Sunday, October 23, 2011

Comics! Superboy's Legion!



Given my strong disappointment with most of DC Comics' "New 52" re-launch, I'm mighty happy the company seems intent on continuing their "DC Comics Presents" line of reprints. As I've mentioned before here, these reprints take little issue-runs or noteworthy special issues from DC's recent past and reprints them in square-bound 'mini-graphic novels' for $8 (as opposed to the glossier, thicker actual paperback graphic novels that cost twice or three times as much). It's a nifty and inexpensive way to re-visit some great stuff from the last two decades, and in many cases it's giving a new format - and new exposure - to stuff that very much deserves it. I was worried DC would discontinue these things for the obvious reason: they highlight a continuity the company has very publicly abandoned. There's something vaguely fascistic about the "New 52" (the military-style costume redesigns don't help), and these "DC Comics Presents" reprints certainly don't play ball - but happily, they appear to have been spared the axe. So those of us who don't particularly like 99 % of the new continuity (I'm allowing for the possibility that some of these new titles might grow on me - both the new "Legion of Super-Heroes" and "Legion Lost" aren't actively bad, after all, and although "Justice League" might just be the worst treatment of the team since the Age of Vibe, "Batman" is already phenomenal) might still have these lovingly-chosen reprints to remind us of the enormous heritage DC has abandoned for some quick cash.

A perfect case-in-point would be this week's reprint of the Paul Farmer/Alan Davis "Elseworlds" two-parter from 2001, "Superboy's Legion" - and it's an ironic choice, since "Elseworlds" was an imprint DC designed specifically for 'what if' type re-thinkings of their core characters.

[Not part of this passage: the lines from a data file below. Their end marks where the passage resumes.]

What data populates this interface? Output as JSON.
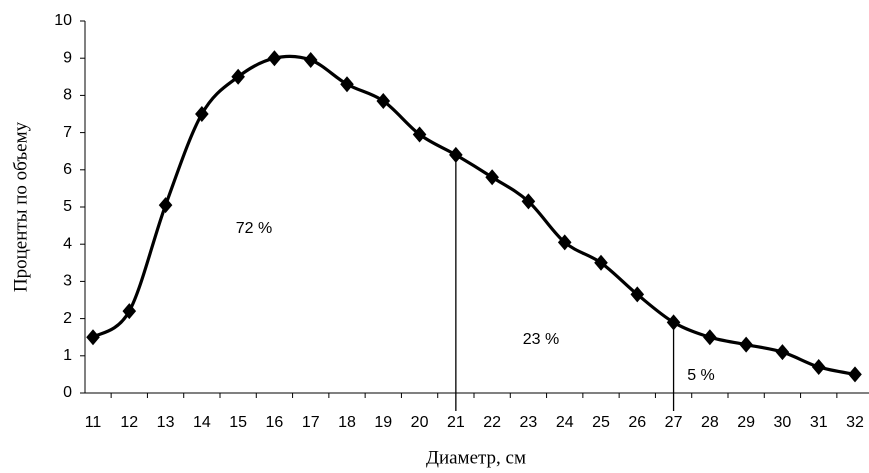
{
  "chart_data": {
    "type": "line",
    "x_label": "Диаметр, см",
    "y_label": "Проценты по объему",
    "x": [
      11,
      12,
      13,
      14,
      15,
      16,
      17,
      18,
      19,
      20,
      21,
      22,
      23,
      24,
      25,
      26,
      27,
      28,
      29,
      30,
      31,
      32
    ],
    "xlim": [
      11,
      32
    ],
    "series": [
      {
        "name": "Проценты по объему",
        "color": "#000000",
        "values": [
          1.5,
          2.2,
          5.05,
          7.5,
          8.5,
          9.0,
          8.95,
          8.3,
          7.85,
          6.95,
          6.4,
          5.8,
          5.15,
          4.05,
          3.5,
          2.65,
          1.9,
          1.5,
          1.3,
          1.1,
          0.7,
          0.5
        ]
      }
    ],
    "ylim": [
      0,
      10
    ],
    "yticks": [
      0,
      1,
      2,
      3,
      4,
      5,
      6,
      7,
      8,
      9,
      10
    ],
    "dividers": [
      21,
      27
    ],
    "annotations": [
      "72 %",
      "23 %",
      "5 %"
    ],
    "grid": false
  }
}
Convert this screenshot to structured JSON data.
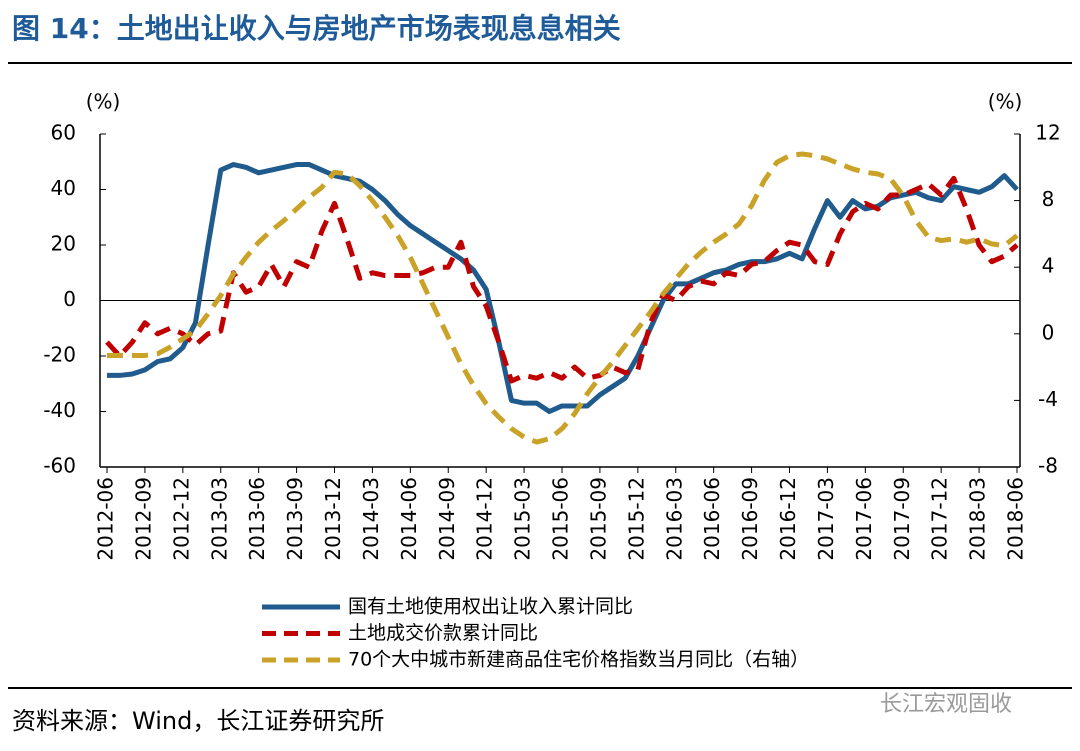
{
  "chart_data": {
    "type": "line",
    "title": "图 14：土地出让收入与房地产市场表现息息相关",
    "y_label": "(%)",
    "y2_label": "(%)",
    "source": "资料来源：Wind，长江证券研究所",
    "watermark": "长江宏观固收",
    "categories": [
      "2012-06",
      null,
      null,
      "2012-09",
      null,
      null,
      "2012-12",
      null,
      null,
      "2013-03",
      null,
      null,
      "2013-06",
      null,
      null,
      "2013-09",
      null,
      null,
      "2013-12",
      null,
      null,
      "2014-03",
      null,
      null,
      "2014-06",
      null,
      null,
      "2014-09",
      null,
      null,
      "2014-12",
      null,
      null,
      "2015-03",
      null,
      null,
      "2015-06",
      null,
      null,
      "2015-09",
      null,
      null,
      "2015-12",
      null,
      null,
      "2016-03",
      null,
      null,
      "2016-06",
      null,
      null,
      "2016-09",
      null,
      null,
      "2016-12",
      null,
      null,
      "2017-03",
      null,
      null,
      "2017-06",
      null,
      null,
      "2017-09",
      null,
      null,
      "2017-12",
      null,
      null,
      "2018-03",
      null,
      null,
      "2018-06"
    ],
    "ylim": [
      -60,
      60
    ],
    "yticks": [
      -60,
      -40,
      -20,
      0,
      20,
      40,
      60
    ],
    "y2lim": [
      -8,
      12
    ],
    "y2ticks": [
      -8,
      -4,
      0,
      4,
      8,
      12
    ],
    "series": [
      {
        "name": "国有土地使用权出让收入累计同比",
        "color": "#1f5b8c",
        "dash": false,
        "values": [
          -27,
          -27,
          -26.5,
          -25,
          -22,
          -21,
          -17,
          -8,
          20,
          47,
          49,
          48,
          46,
          47,
          48,
          49,
          49,
          47,
          45,
          44,
          43,
          40,
          36,
          31,
          27,
          24,
          21,
          18,
          15,
          11,
          4,
          -15,
          -36,
          -37,
          -37,
          -40,
          -38,
          -38,
          -38,
          -34,
          -31,
          -28,
          -20,
          -10,
          0,
          6,
          6,
          8,
          10,
          11,
          13,
          14,
          14,
          15,
          17,
          15,
          26,
          36,
          30,
          36,
          33,
          34,
          37,
          38,
          39,
          37,
          36,
          41,
          40,
          39,
          41,
          45,
          40
        ]
      },
      {
        "name": "土地成交价款累计同比",
        "color": "#c00000",
        "dash": true,
        "values": [
          -15,
          -20,
          -15,
          -8,
          -12,
          -10,
          -12,
          -16,
          -12,
          -11,
          10,
          3,
          5,
          13,
          5,
          14,
          12,
          25,
          35,
          22,
          8,
          10,
          9,
          9,
          9,
          10,
          12,
          12,
          21,
          5,
          -2,
          -15,
          -29,
          -27,
          -28,
          -26,
          -28,
          -24,
          -28,
          -27,
          -24,
          -26,
          -25,
          -8,
          2,
          0,
          5,
          7,
          6,
          10,
          9,
          13,
          14,
          18,
          21,
          20,
          14,
          13,
          24,
          32,
          35,
          33,
          38,
          38,
          40,
          42,
          38,
          44,
          33,
          20,
          14,
          16,
          20
        ]
      },
      {
        "name": "70个大中城市新建商品住宅价格指数当月同比（右轴）",
        "color": "#c9a227",
        "dash": true,
        "axis": "y2",
        "values": [
          -1.3,
          -1.3,
          -1.3,
          -1.3,
          -1.2,
          -0.8,
          -0.3,
          0.2,
          1.2,
          2.3,
          3.6,
          4.6,
          5.5,
          6.2,
          6.8,
          7.5,
          8.2,
          8.8,
          9.7,
          9.6,
          8.9,
          8.0,
          7.0,
          5.9,
          4.6,
          3.0,
          1.4,
          -0.2,
          -1.8,
          -3.1,
          -4.2,
          -5.0,
          -5.7,
          -6.2,
          -6.5,
          -6.3,
          -5.7,
          -4.8,
          -3.6,
          -2.6,
          -1.7,
          -0.7,
          0.3,
          1.3,
          2.4,
          3.3,
          4.2,
          4.9,
          5.5,
          6.0,
          6.6,
          7.7,
          9.2,
          10.3,
          10.7,
          10.8,
          10.7,
          10.5,
          10.2,
          9.9,
          9.7,
          9.6,
          9.3,
          8.3,
          6.8,
          5.8,
          5.6,
          5.7,
          5.5,
          5.7,
          5.4,
          5.3,
          5.9
        ]
      }
    ]
  }
}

If the "new 52" titles were being marketed as "Elseworld" concepts, I'd have no problem with them at all - in "Elseworld" stories, the whole fun of the enterprise comes from the fact that no damage is being done to the standard continuity I've known and loved.

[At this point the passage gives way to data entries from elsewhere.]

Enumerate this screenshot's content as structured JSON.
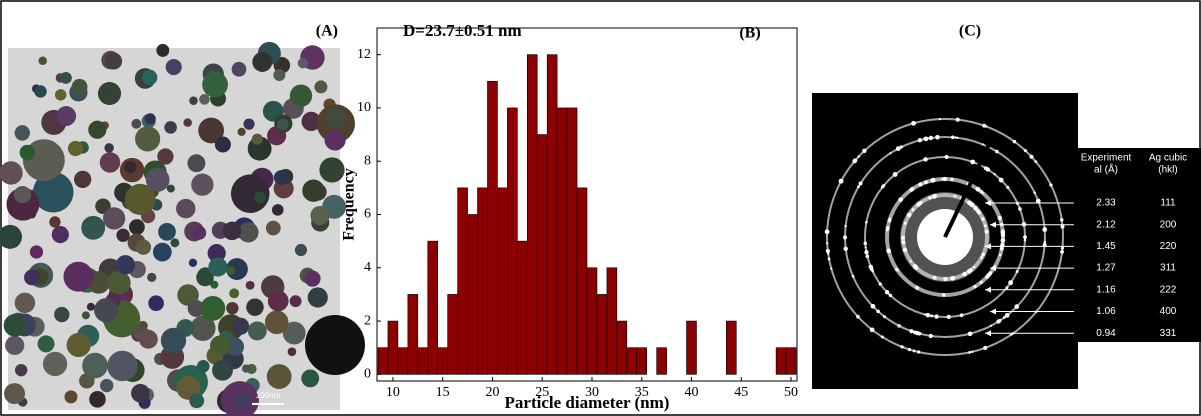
{
  "panel_a": {
    "label": "(A)",
    "scale_bar": "100nm"
  },
  "chart_data": {
    "type": "histogram",
    "panel_label": "(B)",
    "title": "D=23.7±0.51 nm",
    "xlabel": "Particle diameter (nm)",
    "ylabel": "Frequency",
    "bins": [
      8.5,
      9.5,
      10.5,
      11.5,
      12.5,
      13.5,
      14.5,
      15.5,
      16.5,
      17.5,
      18.5,
      19.5,
      20.5,
      21.5,
      22.5,
      23.5,
      24.5,
      25.5,
      26.5,
      27.5,
      28.5,
      29.5,
      30.5,
      31.5,
      32.5,
      33.5,
      34.5,
      35.5,
      36.5,
      37.5,
      38.5,
      39.5,
      40.5,
      41.5,
      42.5,
      43.5,
      44.5,
      45.5,
      46.5,
      47.5,
      48.5,
      49.5,
      50.5
    ],
    "counts": [
      1,
      2,
      1,
      3,
      1,
      5,
      1,
      3,
      7,
      6,
      7,
      11,
      7,
      10,
      5,
      12,
      9,
      12,
      10,
      10,
      7,
      4,
      3,
      4,
      2,
      1,
      1,
      0,
      1,
      0,
      0,
      2,
      0,
      0,
      0,
      2,
      0,
      0,
      0,
      0,
      1,
      1
    ],
    "color": "#8b0000",
    "xlim": [
      8.4,
      50.6
    ],
    "xticks": [
      10,
      15,
      20,
      25,
      30,
      35,
      40,
      45,
      50
    ],
    "ylim": [
      -0.25,
      13
    ],
    "yticks": [
      0,
      2,
      4,
      6,
      8,
      10,
      12
    ]
  },
  "panel_c": {
    "label": "(C)",
    "table": {
      "header": [
        [
          "Experiment",
          "al (Å)"
        ],
        [
          "Ag cubic",
          "(hkl)"
        ]
      ],
      "rows": [
        [
          2.33,
          111
        ],
        [
          2.12,
          200
        ],
        [
          1.45,
          220
        ],
        [
          1.27,
          311
        ],
        [
          1.16,
          222
        ],
        [
          1.06,
          400
        ],
        [
          0.94,
          331
        ]
      ]
    }
  }
}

Farmer and Davis are old hands at this sort of 'what if' story, and hoo boy, there's scarcely any Legion detail they don't tinker with in the course of this story (the editors of this edition have done exactly the right thing: they've gone back to those original two issues and seamlessly melded them into one continuous book - this is the enormous, continuous adventure that original two-parter was meant to be)! Here, little baby Kal-El of Krypton gets discovered in his gestation-chamber not in the 20th century but in the 30th - by R. J. Brande, the richest man in the galaxy, who raises the boy as his own son. By the time Superboy reaches his early teens, he's an impetuous, happy-go-lucky kid with the power of a demigod (Farmer unapologetically harks back to pre-Crisis levels of power for the character - one of many retro touches that will tug at the heartstrings of long-time DC fans). His adoptive father doesn't quite know what to do with him, and Earth's Science Police are convinced he's a juvenile super-delinquent.

This Superboy yearns to form a team of teens as special as he is, a team featuring ample nods to the classic Curt Swan era of the Legion but with the numerous tweaks Farmer seems to love (Lightning Lad and Light Lass being effete aristocrats, for instance, or Brainiac 5 being from the 'near-mythical' race of Coluans). Davis' artwork is vivid and kinetic (he's responsible for the second-best Legion cover of all time, after all), and because this whole thing was an "Elseworlds" title, he was able to draw things the DC brass would never allow in normal continuity. One of the many guilty pleasures of "Elseworlds" stories was writers indulging in the freedom to kill, cross-breed, or maim any of the main characters without fear of fan uproar. As a result, when this story features the team's first confrontation with the Fatal Five, Farmer is able to generate not only extra tension but an actual body-count.

The whole story works to give readers an imaginary reworking of one of DC's most obsessively beloved (and oft-reworked) creations - a graphic novel that offers a fun, thought-provoking revamp of a classic, a revamp no more yielding but a dream. No company fortunes are hanging on the proceedings, and we're all better off because of it.